I also ordered the car seat.  I was going to wait another couple of months, but I was just "window shopping" on-line last week and found the car seat for a great deal.  I couldn't pass it up.  It should be here next week and that will give me plenty of time to figure out our car seat puzzle in Mark's Camry.

Welcome March

We had a great trip to Nashville last weekend.  We all had a good time and I will post pictures later.  The most exciting thing that happened was that we were in a tornado on Thursday night after we got to the resort.  The alarms went off and they wanted everyone to move into the stairwells or the lowest levels.  We found out the next day that the tornado was about a half mile away from us.

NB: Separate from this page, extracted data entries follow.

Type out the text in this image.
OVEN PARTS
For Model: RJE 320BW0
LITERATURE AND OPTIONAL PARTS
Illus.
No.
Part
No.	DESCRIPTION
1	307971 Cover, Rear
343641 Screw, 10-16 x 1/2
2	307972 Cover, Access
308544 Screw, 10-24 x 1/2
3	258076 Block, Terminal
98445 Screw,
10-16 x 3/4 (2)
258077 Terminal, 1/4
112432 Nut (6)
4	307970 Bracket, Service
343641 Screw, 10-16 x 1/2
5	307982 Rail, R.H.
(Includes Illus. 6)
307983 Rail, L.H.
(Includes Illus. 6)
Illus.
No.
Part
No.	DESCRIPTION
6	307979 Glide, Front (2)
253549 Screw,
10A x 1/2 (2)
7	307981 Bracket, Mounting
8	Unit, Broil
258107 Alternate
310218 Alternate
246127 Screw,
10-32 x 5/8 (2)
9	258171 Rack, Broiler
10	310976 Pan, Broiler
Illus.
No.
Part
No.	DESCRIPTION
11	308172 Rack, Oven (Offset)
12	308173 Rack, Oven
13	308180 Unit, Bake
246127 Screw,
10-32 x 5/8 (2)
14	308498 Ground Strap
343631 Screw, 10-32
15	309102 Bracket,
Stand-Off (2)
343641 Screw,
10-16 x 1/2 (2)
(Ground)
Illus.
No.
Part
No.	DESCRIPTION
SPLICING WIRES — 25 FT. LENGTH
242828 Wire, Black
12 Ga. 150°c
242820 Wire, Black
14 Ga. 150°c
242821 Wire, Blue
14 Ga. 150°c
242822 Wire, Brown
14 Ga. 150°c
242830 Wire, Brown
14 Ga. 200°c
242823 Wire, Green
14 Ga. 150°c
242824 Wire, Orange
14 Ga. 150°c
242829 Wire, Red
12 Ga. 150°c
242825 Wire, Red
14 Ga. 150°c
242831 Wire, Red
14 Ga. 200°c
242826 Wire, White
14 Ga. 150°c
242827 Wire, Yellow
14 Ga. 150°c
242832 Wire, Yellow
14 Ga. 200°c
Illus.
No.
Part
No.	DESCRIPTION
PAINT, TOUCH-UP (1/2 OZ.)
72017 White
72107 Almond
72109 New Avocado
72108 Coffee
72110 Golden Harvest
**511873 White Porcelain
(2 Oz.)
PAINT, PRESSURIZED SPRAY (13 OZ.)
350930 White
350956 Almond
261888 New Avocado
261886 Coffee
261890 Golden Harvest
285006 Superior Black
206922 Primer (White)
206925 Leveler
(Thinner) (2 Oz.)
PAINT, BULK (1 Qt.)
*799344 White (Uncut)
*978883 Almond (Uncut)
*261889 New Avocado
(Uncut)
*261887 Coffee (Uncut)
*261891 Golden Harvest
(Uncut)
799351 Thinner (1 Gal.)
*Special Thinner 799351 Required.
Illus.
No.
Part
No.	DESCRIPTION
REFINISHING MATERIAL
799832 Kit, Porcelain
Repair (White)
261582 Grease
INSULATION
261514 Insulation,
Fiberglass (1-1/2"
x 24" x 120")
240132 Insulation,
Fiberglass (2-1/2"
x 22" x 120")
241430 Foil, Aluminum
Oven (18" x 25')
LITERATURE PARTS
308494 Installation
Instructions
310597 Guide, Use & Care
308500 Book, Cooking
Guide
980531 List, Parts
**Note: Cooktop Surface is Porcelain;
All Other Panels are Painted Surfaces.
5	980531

Other exciting news is that I'm getting my "bumpy legs" (as the boys refer to them) all fixed up this spring.  I have had a consult with a vein doctor and we are just waiting for the approval from my insurance company.  Originally, the doctor thought he could get both legs done in 2 sessions.  But after my full ultrasound of my legs, he thinks it will take at least 3 if not 4 sessions to completely treat/remove all the veins that are causing problems.  This is because my bad veins literally wrap themselves around my legs from front to back and he said he will have to work on just the fronts one week then work on the backs of my legs the next week.  I'm very excited about this procedure.  Mainly for the health reasons - the pain and swelling of my legs - but the best side effect is the appearance of my legs will improve greatly.

Luke is still not 100%.  He spiked a fever again the other night and still has a horrible cough and runny nose.  Dominic and I are both fighting colds too.

I'm really hoping that spring weather is just around the corner!